With his objective achieved, Greg pulled back his team, and so the first game wrapped up, a clear win for the invaders. Total playing time: one hour, which is not bad for a set of rules we were only partially familiar with.

Stats: Cops (x4) – Q4. C2. Pistol, Green, Handcuffs. Farmers (x12) – Q5. C1. Green, Reluctant.

Game 2.

  • Travel through alien territory (board edge to board edge to win)
  • Opposition 1: Automated fences.
  • Opposition 2: Big game hunters (word has got around that there are alien marauders and some alien hunters have intercepted Greg’s teams’ path and hope to bag one or two).
  • Action: Investigate, see below
  • Dominant terrain feature: Transport terminus. We decided that this was a centre of civilisation, with roads and cars and buildings.

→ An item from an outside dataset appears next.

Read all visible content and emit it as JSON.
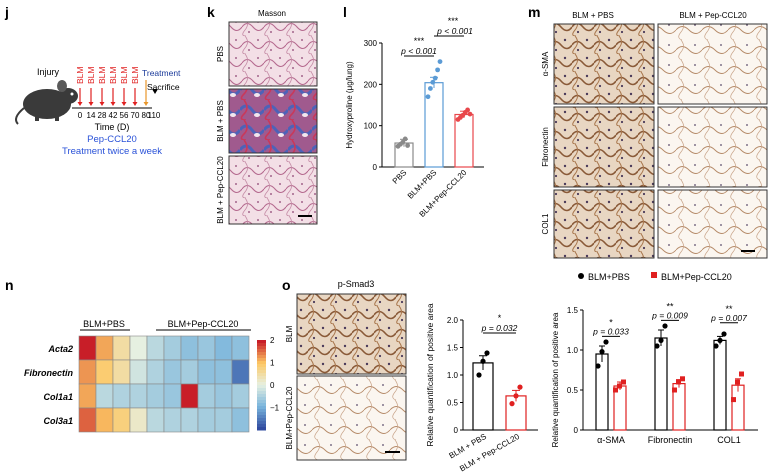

The target was a building which we declared was a telephone exchange. The team had to come past this place on their way to the main mission site to record the machinery used, probably by making a number of silver-amalgum photographic plates. To do this, a single team member must make entrance to the building and while unmolested by locals score 3 successes.

Almost instantly, the SG Legionnaires were driven into cover by the accurate fire of concealed machine guns on the roofs. In a state of almost constant shakenness, they inched their way along the building sides.

They were ripe for destruction. However, much to my growing frustration, the big game hunters strolled forward, never really coming within cooee of the invaders. They turned out to be big talkers, wanting the kudos of having faced the aliens, without having to suffer the danger. Only one came to grips with the enemy as the Legionnaire exited the target building after having successfully photographed the telephone exchange. But it came to nothing; the Legionnaire sprayed lead in reply, and my brave hunter fell back shaken.

Greg’s team ran off the board, and the second game fell to him too. Technically, the campaign was won, but we played the third game to round off the mission.

Stats: Auto defence towers (x4) Q4. C2. LMG C+3, Auto fire, Stable. Big Game Hunters (x6) Q4. C2. Large pistol, Semi-auto rifle, Scope, Climber, Crack shot, Danger sense, Stealth, Jungl craft.

Game 3.

  • Arrive at destination and complete mission
  • Opposition 1: Military
  • Opposition 2: Aggressive civilians
  • Action: Infiltrate
  • Dominant terrain feature: Crash site. So, know we knew what the team was doing. Somewhere inland there was a crash site of advanced technology. It was under guard and the SG team had to get into the compound and examine the machinery.

This time Greg split his force, sending one team wide around a hill and the other straight forward. Since I had a military force this time I placed my Sergeant and a trooper on a hill in prone position. The others I dispersed and had them in cover. The militia were behind barricades.

The flanking SG group cut right through my militia and made their way to the crashed vehicles where they tinkered unmolested as the militia turned out to be easily shaken. However, in the centre the aimed shots from my military professionals killed the SG Legionnaire commander, no less, and a trooper.

Dragging their wounded, the remaining Legionnaires exited the board.

Stats: Sergeant – Q3. C2. Carbine, Leader. Corporal – Q3. C2. SMG, 1IC. Trooper – Q4. C2. Rifle. Militia – Q4, C2. Assault rifle.

Conclusion: the campaign was clearly won by Greg, effectively scoring three out of three. From a story viewpoint, it all worked perfectly. The conclusions were logical. The Frenchmen were too good for the locals. Game-wise, the rules worked extremely well. Neither Greg nor I had any complaints about the mechanisms. Our only points for future reference was the importance of statting the forces correctly – until the final game the defenders had little chance against the attackers – and that there are still several rules in the book that we need to become more familiar with.

Overall, the system, both game rules and campaign, worked well. A successful night of gaming, with lots of wine consumed as well.